Les matadors sont en règle générale 3. Nous verrons que le chiffre trois revient régulièrement dans la corrida. Trois matadors aidés de 3 banderilleros ou peons qui défilent dans un ordre très précis. Le combat est divisé en trois tiers : tercio de varas –de piques-, des banderilles, de muerte ; annoncés chacun par une sonnerie de trompette et un roulement de tambours –instruments symboliques s’il en est. Chaque banderillero doit poser trois paires de banderilles. La division géométrique de la piste est en trois cercles : le centre, los medios, entre les deux cercles et les tablas pour ce qui est le plus près de la talenquère ou burladero. L’arène est divisée en trois elle aussi : le soleil, l’ombre et l’ombre et soleil, dans le sens verticale et de trois niveaux sur le plan horizontal : barreras et contra-barreras, tendidos et gradas.
Le trois est un nombre essentiel, fondement de la symbolique des nombres qui elle-même est universelle. Trois est un nombre premier impair et il incarne le ciel. On pense bien sur à la trinité chrétienne : le père, le fils et le saint esprit qui s’incarne dans une seule personne. Elle se manifeste par un triangle. Ce rythme ternaire est constitutif selon Georges Dumézil de tout ordre social qu’il décrit ainsi : le sacré, la guerre, le travail ; ou encore prêtre, guerrier, producteur ou pour s’en tenir au concept : sacerdorce, puissance, production.
La géométrie et notamment la question des terrains est fondamentale dans l’acte de toréer. Chacun à son terrain l’animal comme le torero. Le toreo, l’art du torero, c’est la façon d’ ammener le toro à charger en le provoquant dans son terrain. Tout être vivant a son terrain : le chien par exemple n’attaquera que si on entre dans son terrain, son espace.
C’est sans doute vrai pour l’être Humain : on voit bien que la notion d’espace –du terrain d’un groupe humain, d’un peuple, d’une nation- est à l’origine de guerres et conflits ; individuellement on peut dire sans doute aussi qu’on se sent à l’aise sur ce que l’on estime être sur son terrain que l’on défend avec acharnement.
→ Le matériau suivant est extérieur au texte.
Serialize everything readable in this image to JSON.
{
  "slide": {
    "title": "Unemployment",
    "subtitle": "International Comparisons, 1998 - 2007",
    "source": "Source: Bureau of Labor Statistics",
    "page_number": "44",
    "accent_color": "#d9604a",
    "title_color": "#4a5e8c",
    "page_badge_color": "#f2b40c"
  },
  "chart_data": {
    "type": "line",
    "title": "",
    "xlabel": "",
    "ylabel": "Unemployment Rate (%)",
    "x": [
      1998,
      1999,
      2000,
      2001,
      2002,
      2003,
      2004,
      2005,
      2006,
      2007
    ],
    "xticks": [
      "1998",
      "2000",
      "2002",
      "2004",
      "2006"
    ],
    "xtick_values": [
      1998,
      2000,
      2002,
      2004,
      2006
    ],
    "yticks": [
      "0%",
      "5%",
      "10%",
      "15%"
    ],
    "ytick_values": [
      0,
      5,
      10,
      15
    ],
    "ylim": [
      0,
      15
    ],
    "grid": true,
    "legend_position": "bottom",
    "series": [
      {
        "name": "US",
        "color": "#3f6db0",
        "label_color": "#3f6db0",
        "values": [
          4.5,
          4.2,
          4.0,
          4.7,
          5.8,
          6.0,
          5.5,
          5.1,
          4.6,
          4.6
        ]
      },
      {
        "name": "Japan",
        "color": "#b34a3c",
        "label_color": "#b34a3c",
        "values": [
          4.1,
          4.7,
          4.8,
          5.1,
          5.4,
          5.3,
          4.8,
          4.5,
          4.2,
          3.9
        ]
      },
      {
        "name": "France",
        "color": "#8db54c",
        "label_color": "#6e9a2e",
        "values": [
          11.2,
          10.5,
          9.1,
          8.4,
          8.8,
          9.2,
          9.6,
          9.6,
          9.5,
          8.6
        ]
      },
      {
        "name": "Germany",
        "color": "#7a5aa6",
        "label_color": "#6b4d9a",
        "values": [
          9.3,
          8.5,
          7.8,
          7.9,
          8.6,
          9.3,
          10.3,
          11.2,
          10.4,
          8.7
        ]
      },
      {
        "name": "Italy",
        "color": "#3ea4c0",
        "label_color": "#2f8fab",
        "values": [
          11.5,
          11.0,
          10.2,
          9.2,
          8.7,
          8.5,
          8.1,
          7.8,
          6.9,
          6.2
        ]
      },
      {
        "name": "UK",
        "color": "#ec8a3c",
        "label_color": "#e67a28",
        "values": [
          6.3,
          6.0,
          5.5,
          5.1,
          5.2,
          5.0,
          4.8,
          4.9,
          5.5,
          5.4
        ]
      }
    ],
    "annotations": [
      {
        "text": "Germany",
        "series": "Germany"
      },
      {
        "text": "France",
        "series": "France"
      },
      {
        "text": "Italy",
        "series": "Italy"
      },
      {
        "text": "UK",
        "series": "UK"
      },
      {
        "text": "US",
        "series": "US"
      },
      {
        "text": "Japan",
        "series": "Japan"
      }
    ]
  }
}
Il est intéressant de noter que dans la corrida le terrain du toro est toujours du côté soleil. Il sort du toril toujours placé côté soleil, pour attaquer l’homme qui se situe toujours dans un terrain au début du combat côté ombre. L’homme tentera d’agrandir son terrain ; d’en reprendre par la suite. Mais en règle générale une belle faena, c’est à dire un beau travail s’effectuera à l’ombre. On constate donc que dans ce combat que l’animal est nîmbé du côté solaire et que l’homme dans son costume de lumière travaille à l’ombre ; sous le signe de la lune.
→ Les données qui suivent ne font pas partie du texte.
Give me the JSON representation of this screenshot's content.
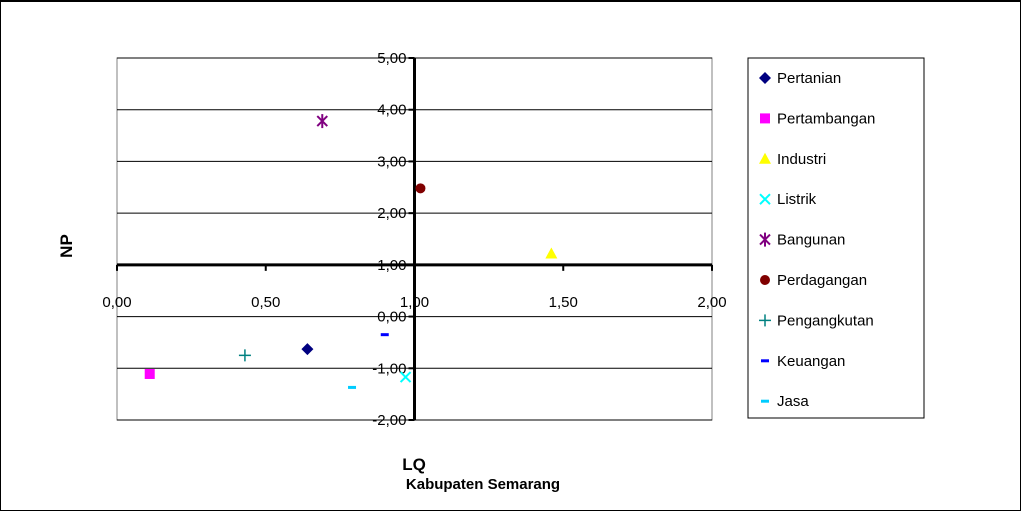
{
  "chart_data": {
    "type": "scatter",
    "title": "",
    "xlabel": "LQ",
    "ylabel": "NP",
    "caption": "Kabupaten Semarang",
    "xlim": [
      0,
      2
    ],
    "ylim": [
      -2,
      5
    ],
    "x_ticks": [
      "0,00",
      "0,50",
      "1,00",
      "1,50",
      "2,00"
    ],
    "y_ticks": [
      "-2,00",
      "-1,00",
      "0,00",
      "1,00",
      "2,00",
      "3,00",
      "4,00",
      "5,00"
    ],
    "axis_crossing": {
      "x": 1,
      "y": 1
    },
    "grid": "horizontal",
    "legend_position": "right",
    "series": [
      {
        "name": "Pertanian",
        "marker": "diamond",
        "color": "#000080",
        "x": [
          0.64
        ],
        "y": [
          -0.63
        ]
      },
      {
        "name": "Pertambangan",
        "marker": "square",
        "color": "#ff00ff",
        "x": [
          0.11
        ],
        "y": [
          -1.11
        ]
      },
      {
        "name": "Industri",
        "marker": "triangle",
        "color": "#ffff00",
        "x": [
          1.46
        ],
        "y": [
          1.22
        ]
      },
      {
        "name": "Listrik",
        "marker": "x",
        "color": "#00ffff",
        "x": [
          0.97
        ],
        "y": [
          -1.17
        ]
      },
      {
        "name": "Bangunan",
        "marker": "star",
        "color": "#800080",
        "x": [
          0.69
        ],
        "y": [
          3.78
        ]
      },
      {
        "name": "Perdagangan",
        "marker": "circle",
        "color": "#800000",
        "x": [
          1.02
        ],
        "y": [
          2.48
        ]
      },
      {
        "name": "Pengangkutan",
        "marker": "plus",
        "color": "#008080",
        "x": [
          0.43
        ],
        "y": [
          -0.75
        ]
      },
      {
        "name": "Keuangan",
        "marker": "dash",
        "color": "#0000ff",
        "x": [
          0.9
        ],
        "y": [
          -0.35
        ]
      },
      {
        "name": "Jasa",
        "marker": "dash",
        "color": "#00ccff",
        "x": [
          0.79
        ],
        "y": [
          -1.37
        ]
      }
    ]
  }
}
La corrida ne vaut que par son rituel. C’est un spectacle extrêmement ordonné et qui le fut au temps des lumières par quelques esprits éclairés. Avant cela la corrida n’était qu’une boucherie sanglante. La règle, le règlement précis, qui préside à son déroulement date de la fin du XVIII ème siècle et il est lié à la période de domination français en Espagne. Période soit dit-en passant où la F : M. fut très développée. Un président de corrida est là pour faire observer ces règles qui dépendent en Espagne du ministère de l’intérieur. Les infractions sont sanctionnés et ces sanctions peuvent aller jusqu’à la prison si par exemple le matador ne tue pas le toro. On notera par ailleurs que la corrida débute toujours à l’heure précise, que le temps imparti au matador ne peut être dépassé. Il s’agit d’un spectacle où la loi est impitoyable et où le temps joue un rôle capital. C’est dans un cadre très contraignant dans un délai serré que le matador doit jouer sa partition, montrer sa force morale.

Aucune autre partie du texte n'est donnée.